La historia tiene que ver, por lo tanto, con la honestidad y la integridad como anomalías disfuncionales del sistema. También implica una visión nostálgica e idealizada de varios pasados encarnados por Tsanko: el hombre tradicional (la barba crecida, la tecnología analógica), rural, imbuido de un sentido del deber y de hacer las cosas bien, sin ambiciones, y cuyo único apego tiene que ver con lo que recibió de su padre, que adivinamos que debe haber sido una persona como él, hijo de otra persona como él. El reloj Slava (la palabra quiere decir “gloria” en ruso y en búlgaro) remite a una industria que tenía por cometido y cuestión de honor producir mercancías duraderas y de calidad, y además es oriundo del régimen comunista. La película contrasta a Iúliia y Tsanko constantemente; ella es una yuppie desatenta con todo el mundo, preocupada por las apariencias y absolutamente prescindente de las nociones de lo justo y lo bueno. Harta de la insistencia de Tsanko por recuperar lo que, para ella, no es más que un reloj viejo, le reprocha que es un mal agradecido, porque “hicimos de ti un héroe”, es decir, no parece contemplar ni por un segundo que él efectivamente tuvo una actitud admirable y que es la institución que ella representa la que tiene que estarle agradecida. Tsanko vive en el mundo que los posmodernos llaman “moderno”, mientras que Iúliia integra la sociedad del simulacro (encarnada por el reloj digital vistoso pero berreta, la preocupación por los comentarios en internet, la obsesión con secarse las axilas para que sus vestidos espléndidos no vayan a aparecer manchados de transpiración en las muchas ocasiones en que ella tiene que aparecer en público, su propia condición de relacionista pública).

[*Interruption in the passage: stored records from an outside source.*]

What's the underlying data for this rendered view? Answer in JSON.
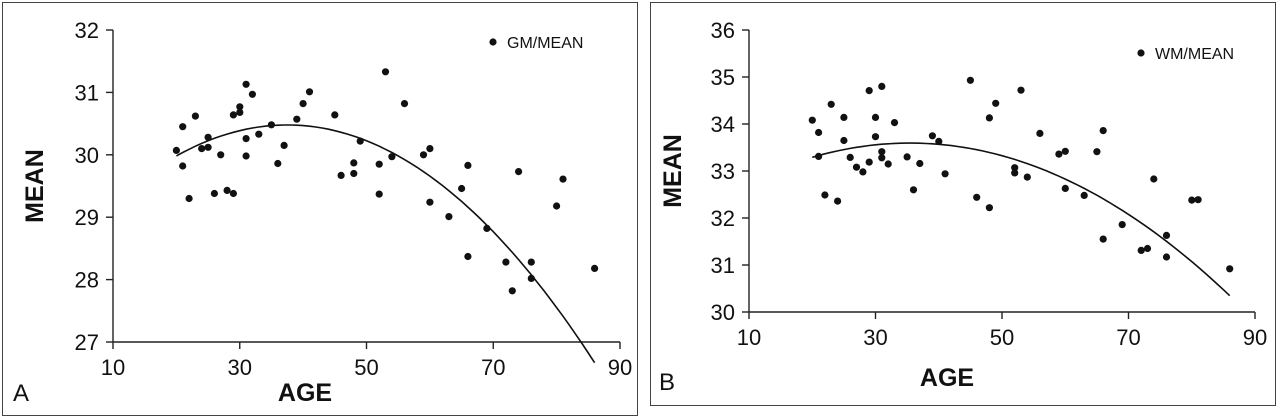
{
  "chart_data": [
    {
      "type": "scatter",
      "panel_label": "A",
      "xlabel": "AGE",
      "ylabel": "MEAN",
      "xlim": [
        10,
        90
      ],
      "ylim": [
        27,
        32
      ],
      "xticks": [
        10,
        30,
        50,
        70,
        90
      ],
      "yticks": [
        27,
        28,
        29,
        30,
        31,
        32
      ],
      "legend": "top-right",
      "series": [
        {
          "name": "GM/MEAN",
          "x": [
            20,
            21,
            21,
            22,
            23,
            24,
            25,
            25,
            26,
            27,
            28,
            29,
            29,
            30,
            30,
            31,
            31,
            31,
            32,
            33,
            35,
            36,
            37,
            39,
            40,
            41,
            45,
            46,
            48,
            48,
            49,
            52,
            52,
            53,
            54,
            56,
            59,
            60,
            60,
            63,
            65,
            66,
            66,
            69,
            72,
            73,
            74,
            76,
            76,
            80,
            81,
            86
          ],
          "y": [
            30.07,
            30.45,
            29.82,
            29.3,
            30.62,
            30.1,
            30.28,
            30.12,
            29.38,
            30,
            29.43,
            30.64,
            29.38,
            30.77,
            30.68,
            31.13,
            30.26,
            29.98,
            30.97,
            30.33,
            30.48,
            29.86,
            30.15,
            30.57,
            30.82,
            31.01,
            30.64,
            29.67,
            29.87,
            29.7,
            30.22,
            29.37,
            29.85,
            31.33,
            29.97,
            30.82,
            30,
            29.24,
            30.1,
            29.01,
            29.46,
            29.83,
            28.37,
            28.82,
            28.28,
            27.82,
            29.73,
            28.28,
            28.02,
            29.18,
            29.61,
            28.18
          ]
        }
      ],
      "fit": {
        "type": "quadratic",
        "x": [
          20,
          86
        ],
        "coef": [
          28.2,
          0.1215,
          -0.00162
        ]
      }
    },
    {
      "type": "scatter",
      "panel_label": "B",
      "xlabel": "AGE",
      "ylabel": "MEAN",
      "xlim": [
        10,
        90
      ],
      "ylim": [
        30,
        36
      ],
      "xticks": [
        10,
        30,
        50,
        70,
        90
      ],
      "yticks": [
        30,
        31,
        32,
        33,
        34,
        35,
        36
      ],
      "legend": "top-right",
      "series": [
        {
          "name": "WM/MEAN",
          "x": [
            20,
            21,
            21,
            22,
            23,
            24,
            25,
            25,
            26,
            27,
            28,
            29,
            29,
            30,
            30,
            31,
            31,
            31,
            32,
            33,
            35,
            36,
            37,
            39,
            40,
            41,
            45,
            46,
            48,
            48,
            49,
            52,
            52,
            53,
            54,
            56,
            59,
            60,
            60,
            63,
            65,
            66,
            66,
            69,
            72,
            73,
            74,
            76,
            76,
            80,
            81,
            86
          ],
          "y": [
            34.08,
            33.82,
            33.31,
            32.49,
            34.42,
            32.36,
            34.14,
            33.65,
            33.29,
            33.08,
            32.98,
            33.19,
            34.71,
            34.14,
            33.73,
            34.8,
            33.41,
            33.28,
            33.15,
            34.03,
            33.3,
            32.6,
            33.16,
            33.75,
            33.63,
            32.94,
            34.93,
            32.44,
            34.13,
            32.22,
            34.44,
            33.07,
            32.96,
            34.72,
            32.87,
            33.8,
            33.36,
            32.63,
            33.42,
            32.48,
            33.41,
            33.86,
            31.55,
            31.86,
            31.31,
            31.35,
            32.83,
            31.17,
            31.63,
            32.38,
            32.39,
            30.92
          ]
        }
      ],
      "fit": {
        "type": "quadratic",
        "x": [
          20,
          86
        ],
        "coef": [
          32.0,
          0.09,
          -0.00127
        ]
      }
    }
  ]
}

Hay varias situaciones en la película que se reiteran dos o tres veces en un esquema de variaciones, y estas siempre son significativas. Por ejemplo, la primera vez que vemos a Iúliia ella se está haciendo un examen ginecológico, y mientras el médico la examina con el espéculo, ella habla de trabajo por el celular. Aun cuando se baja de la camilla, en dos o tres ocasiones el médico deberá aguardar a que ella haga o reciba nuevas llamadas impostergables para seguir la consulta. Más adelante, volveremos a ese escenario en una segunda consulta con el ginecólogo, y el celular de Iúliia vuelve a sonar, pero al ver que se trata de Tsanko, “por supuesto” que no lo puede atender porque está en una consulta médica. Hay comparaciones incluso en lo gráfico (Iúliia durmiendo corta a Tsanko durmiendo), al contrastar el apartamento de la ejecutiva (de un estilismo geométrico y pulcro, de superficies lisas y colores diversificados, muy iluminadas) con la casita de Tsanko (objetos muy viejos, todo gris y marrón, parcamente iluminado, donde siempre revolotea una mosca ruidosa).

La película está realizada según las normas de lo que actualmente se siente como realismo, es decir, cámara en mano, banda sonora exclusivamente diegética, narrativa cronológica. Está muy bien hecha y actuada, tiene varios comentarios puntuales interesantes, es verosímil y cumple con sus funciones básicas, que son las de generar un drama conmovedor y hacernos hervir de indignación y pena ante las injusticias de este mundo.

Un minuto de gloria (Slava) | Petar Valchanov y Kristina Grozeva. Con Stefan Denoliubov, Marguita Gosheva, Kitodar Todorov. Bulgaria/Grecia, 2016. En Cinemateca 18.